A similar case recently reported in the literature12 demonstrated stent patency at the 3-month follow-up, but the authors did not specify whether a conventional recanalization attempt had been performed before the sharp recanalization technique, and the occlusion was shorter and located lower according to the iconography, probably easier to cross, with less angulation and, therefore, less risk of extravascular tract. Moreover, the occlusion was only diagnosed on sonography without additional imaging, which does not allow for assessment of peripheral tissues (fibrous granuloma complicating the crossing of the occlusion in our case).

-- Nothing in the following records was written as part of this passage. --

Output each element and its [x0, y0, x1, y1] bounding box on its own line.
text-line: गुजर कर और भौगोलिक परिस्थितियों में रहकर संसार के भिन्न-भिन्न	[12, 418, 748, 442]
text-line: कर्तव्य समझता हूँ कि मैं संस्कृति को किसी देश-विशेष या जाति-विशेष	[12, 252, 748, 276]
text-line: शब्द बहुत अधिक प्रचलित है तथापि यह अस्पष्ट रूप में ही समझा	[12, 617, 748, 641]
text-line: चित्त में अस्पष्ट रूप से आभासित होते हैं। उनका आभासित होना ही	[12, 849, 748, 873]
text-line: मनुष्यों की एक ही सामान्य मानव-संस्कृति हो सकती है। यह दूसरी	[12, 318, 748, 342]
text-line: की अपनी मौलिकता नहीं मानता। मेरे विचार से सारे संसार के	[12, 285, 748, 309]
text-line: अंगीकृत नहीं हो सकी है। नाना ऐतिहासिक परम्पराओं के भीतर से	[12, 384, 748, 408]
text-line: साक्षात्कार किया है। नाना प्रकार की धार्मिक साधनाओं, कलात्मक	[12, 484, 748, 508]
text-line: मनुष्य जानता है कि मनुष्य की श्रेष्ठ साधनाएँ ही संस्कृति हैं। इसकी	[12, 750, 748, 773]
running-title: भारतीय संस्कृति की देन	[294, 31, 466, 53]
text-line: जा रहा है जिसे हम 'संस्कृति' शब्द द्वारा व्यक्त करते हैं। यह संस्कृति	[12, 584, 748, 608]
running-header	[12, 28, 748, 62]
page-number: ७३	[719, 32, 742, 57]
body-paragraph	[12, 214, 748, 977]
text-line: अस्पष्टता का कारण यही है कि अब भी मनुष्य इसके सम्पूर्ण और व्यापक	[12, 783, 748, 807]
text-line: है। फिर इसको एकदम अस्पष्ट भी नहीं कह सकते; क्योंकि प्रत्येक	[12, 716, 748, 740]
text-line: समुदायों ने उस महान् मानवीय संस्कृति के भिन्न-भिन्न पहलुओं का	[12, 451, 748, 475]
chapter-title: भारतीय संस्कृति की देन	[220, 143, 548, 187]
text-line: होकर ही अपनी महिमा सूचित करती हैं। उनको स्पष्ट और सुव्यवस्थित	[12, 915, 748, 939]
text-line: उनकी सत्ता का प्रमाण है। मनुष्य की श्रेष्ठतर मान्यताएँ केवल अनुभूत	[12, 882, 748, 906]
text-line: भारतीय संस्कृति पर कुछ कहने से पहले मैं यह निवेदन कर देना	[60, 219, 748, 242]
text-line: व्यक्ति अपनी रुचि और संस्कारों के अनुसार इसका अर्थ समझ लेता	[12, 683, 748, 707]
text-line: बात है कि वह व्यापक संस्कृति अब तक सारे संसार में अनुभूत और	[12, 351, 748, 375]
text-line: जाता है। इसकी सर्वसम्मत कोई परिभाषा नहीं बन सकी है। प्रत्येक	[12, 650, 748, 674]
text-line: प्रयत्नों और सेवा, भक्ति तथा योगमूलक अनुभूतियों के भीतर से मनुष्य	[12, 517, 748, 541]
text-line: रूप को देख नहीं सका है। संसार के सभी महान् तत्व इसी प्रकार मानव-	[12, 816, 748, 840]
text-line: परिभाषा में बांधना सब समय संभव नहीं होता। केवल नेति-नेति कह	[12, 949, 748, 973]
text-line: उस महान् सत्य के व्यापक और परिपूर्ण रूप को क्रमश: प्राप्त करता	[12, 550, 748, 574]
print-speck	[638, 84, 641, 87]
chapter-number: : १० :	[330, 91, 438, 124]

We should have used a covered stent from the first procedure because of the partially extravascular tract, but we chose a nitinol self-expanding dedicated venous stent with an open-cell design for its radial strength. The best solution would probably have been to use a covered stent from the outset, strengthened by a nitinol stent inside. Procedural cone beam computed tomography images would have allowed us to better understand the recanalization path and, thus, guide the choice of stents.

Conclusion

Sharp recanalization of challenging occlusions may require creative approaches. Despite the disappointing midterm patency outcomes associated with this procedure, this original approach initially made it possible to successfully cross an extremely hard occlusion related to drug crystals without complication. Sharp recanalization techniques should only be considered after failure of conventional approaches, keeping in mind the expected clinical benefit versus the risks inherent in such procedures.

Acknowledgments

Declaration of competing interest

The authors declared no potential conflicts of interest with respect to the research, authorship, and/or publication of this article.

Funding sources

This work was not supported by funding agencies in the public, commercial, or not-for-profit sectors.

Ethics statement and patient consent

Written informed consent was obtained from the patient for publication of this case report and any accompanying images.